Weekend dimostra anche un’intelligente originalità nei temi trattati: gli ultimi anni sono stati quelli in cui il cinema ha proposto sempre più storie di amori gay; da La vita di Adele ai più recenti Freheeld e Carol, passando per il nostrano Io e lei. Tuttavia la differenza tra i protagonisti raccontati da Andrew Haigh e le produzioni hollywoodiane (e non) non potrebbe essere più netta; queste ultime solitamente si concentrano sul tema dei diritti negati, su amori tenuti nascosti o sul momento del coming out, in una spettacolarizzazione della “diversità” che è totalmente assente in Weekend. Il film di Andrew Haigh non assomiglia a nessun’altra pellicola finora uscita in sala che tratti il tema LGBT. E se La vita di Adele ha sdoganato il sesso lesbo al cinema, Weekend sembra piuttosto suggerire come quello tra due uomini, e l’omosessualità in generale, sia ancora un tabù incrollabile, nonostante l’ormai diffuso riconoscimento legale. Stilisticamente, il film vuole avvicinare lo spettatore alla storia in tutti i modi possibili: prevalgono primi piani e inquadrature estremamente ravvicinate ai volti dei protagonisti. Haigh fa ampio uso di camera a mano e sceglie un approccio documentaristico, tanto che ci si sente inseriti nella scena, quasi come se ci si trovasse nella stessa stanza con Glenn e Russell.
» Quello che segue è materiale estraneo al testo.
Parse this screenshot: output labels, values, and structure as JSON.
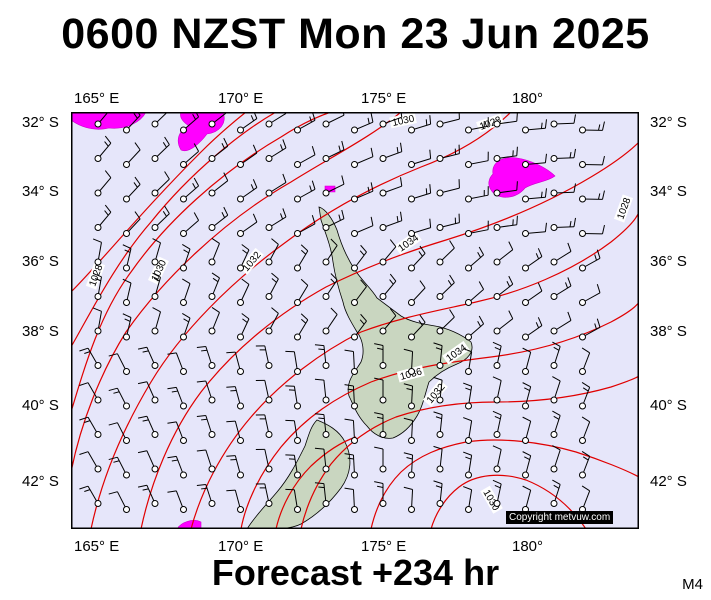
{
  "header": {
    "title": "0600 NZST Mon 23 Jun 2025"
  },
  "footer": {
    "subtitle": "Forecast +234 hr",
    "model": "M4"
  },
  "map": {
    "lon_labels": [
      "165° E",
      "170° E",
      "175° E",
      "180°"
    ],
    "lat_labels": [
      "32° S",
      "34° S",
      "36° S",
      "38° S",
      "40° S",
      "42° S"
    ],
    "isobar_labels": [
      "1030",
      "1028",
      "1028",
      "1030",
      "1032",
      "1034",
      "1036",
      "1034",
      "1032",
      "1030",
      "1026",
      "1026"
    ],
    "copyright": "Copyright metvuw.com",
    "colors": {
      "ocean": "#e6e6fa",
      "isobar": "#e00000",
      "precip": "#ff00ff",
      "land": "#c9d6c0"
    }
  }
}
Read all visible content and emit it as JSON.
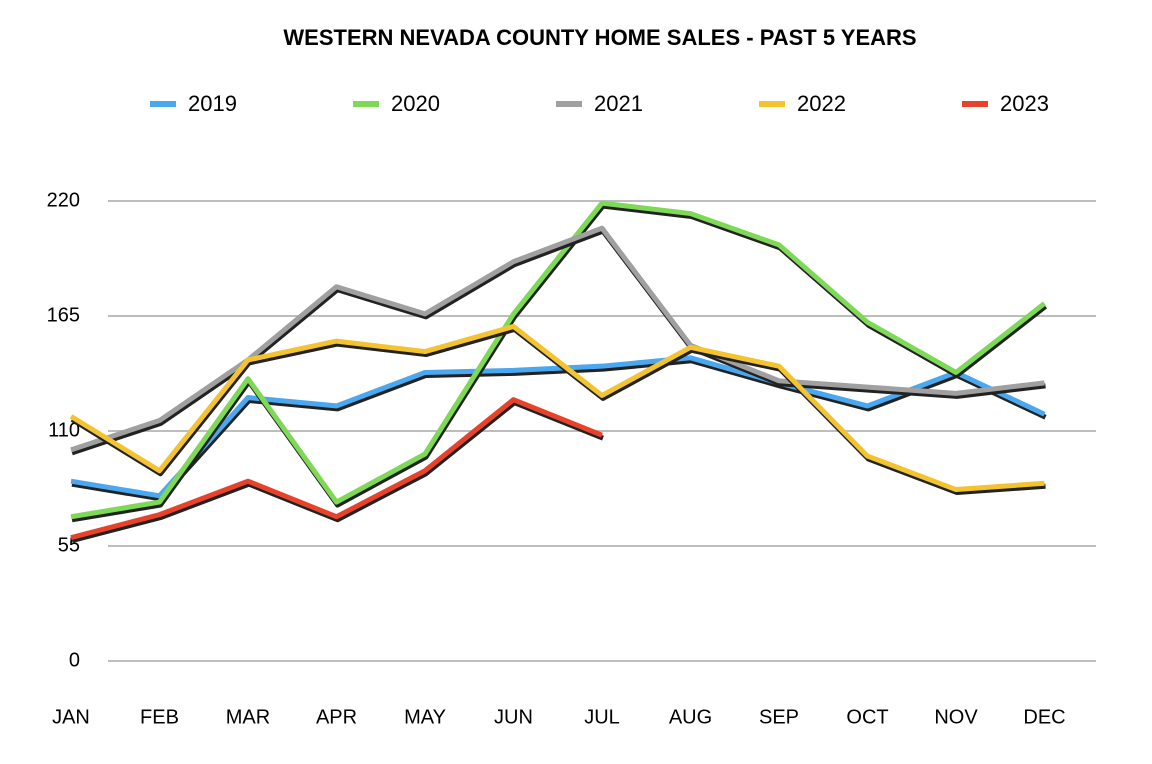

Tuttavia, Weekend riesce a trascendere il tema LGBT per raccontare la storia intima e toccante di due persone che si innamorano. Non manca comunque una riflessione sul tema dei diritti, ma nel momento storico in cui più se ne sta discutendo, nel mondo politico e non, Haigh pone l’accento sulla quotidianità di una coppia, raccontandoci come l’omosessualità venga vissuta nel privato da due persone normali, che si incontrano e si innamorano per caso proprio come succede a chiunque. Nella sua semplicità insomma, il film di Haigh è quasi rivoluzionario, perché “normalizza” l’amore tra persone dello stesso sesso rinunciando a quell’aura di clamore che solitamente accompagna storie di questo tipo al cinema. Non manca comunque di far notare la polarizzazione tra due mondi ancora distanti attraverso l’ipocrisia eterosessuale, disposta ad accettare un’unione gay a patto che questa non si manifesti esplicitamente in pubblico. Tutto questo rende Weekend un film estremamente autentico e vicino alla realtà. La pellicola si regge interamente sulla sceneggiatura e sulle ottime interpretazioni, potendo evidentemente contare su poco altro, viste le ristrettezze economiche. Soprattutto, si regge sullo sguardo intuitivo e misurato di Haigh, che riesce davvero a restituire un ritratto toccante dell’intimità nascente tra i protagonisti, scavando a fondo nei loro sentimenti. Come opera indipendente Weekend rimarrà probabilmente lontano dal pubblico di massa, ma certamente non ha mancato di far emergere il nome e il talento di Andrew Haigh.